So you'd have some sort of interstellar tug to move it from system to system? 
What I'm thinking is that it takes a long time to charge the weapon, it can't be held charged for very long, and it can't be taken into hyperspace charged because <insert technobabble>. So you've got plenty of power for a hyperspace jump, but you then have to crawl around the target system putting most of your power into charging the weapon with only a little left over for propulsion, making sure that you end up in range of the target just as you hit full charge, otherwise you're going to have to blow up some random asteroid and start again.
From the scriptwriting point of view, this gives a reason for the normal-space crawl towards the target that give the defenders a shot at stopping it: one of the big unadressed questions in the original movie is why the Death Star didn't just drop out of hyperspace right next to Yavin and blow it up ten seconds later*. It also keeps the purpose of stealing the Planet Killer's plans, when this version is all weak spots: it's the escort you've got to defeat. You need it's performance specs in order to work out where it can shoot from and how long it takes to charge, which in turn lets you define the area of space that needs to be monitored in order to get enough early warning to coordinate a response.

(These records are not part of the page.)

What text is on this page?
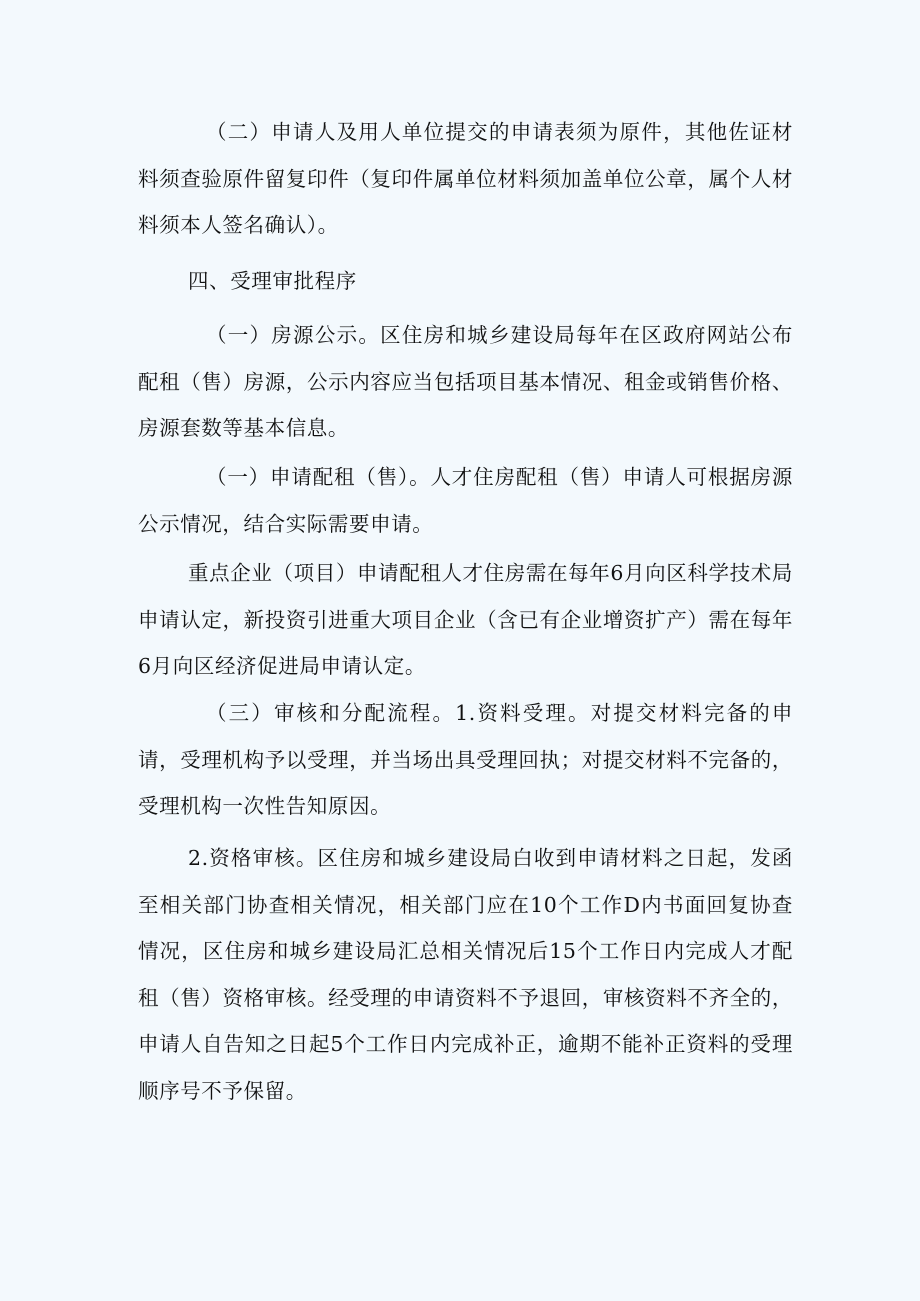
（二）申请人及用人单位提交的申请表须为原件，其他佐证材料须查验原件留复印件（复印件属单位材料须加盖单位公章，属个人材料须本人签名确认）。

四、受理审批程序

（一）房源公示。区住房和城乡建设局每年在区政府网站公布配租（售）房源，公示内容应当包括项目基本情况、租金或销售价格、房源套数等基本信息。

（一）申请配租（售）。人才住房配租（售）申请人可根据房源公示情况，结合实际需要申请。

重点企业（项目）申请配租人才住房需在每年6月向区科学技术局申请认定，新投资引进重大项目企业（含已有企业增资扩产）需在每年6月向区经济促进局申请认定。

（三）审核和分配流程。1.资料受理。对提交材料完备的申请，受理机构予以受理，并当场出具受理回执；对提交材料不完备的，受理机构一次性告知原因。

2.资格审核。区住房和城乡建设局白收到申请材料之日起，发函至相关部门协查相关情况，相关部门应在10个工作D内书面回复协查情况，区住房和城乡建设局汇总相关情况后15个工作日内完成人才配租（售）资格审核。经受理的申请资料不予退回，审核资料不齐全的，申请人自告知之日起5个工作日内完成补正，逾期不能补正资料的受理顺序号不予保留。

*Off topic, but it's just struck me that this is a plot hole in Rogue One. In a New Hope, the Death Star has to travel in normal space for over 15 minutes to get into firing position on Yavin (source: Rebel command centre dialogue). However, in Rogue One, it pops out of hyperspace practically on top of Scarif and takes a shot about 1 minute later (source: timings of space battle scene). Okay it's "only" a "one-reactor" shot, but it's still pretty devastating and would more than suffice to finish off the Rebel base on Yavin. So since it worked so well at Scarif, why didn't they do the same thing a few weeks later at Yavin? Also, where was the Imperial fleet at Yavin?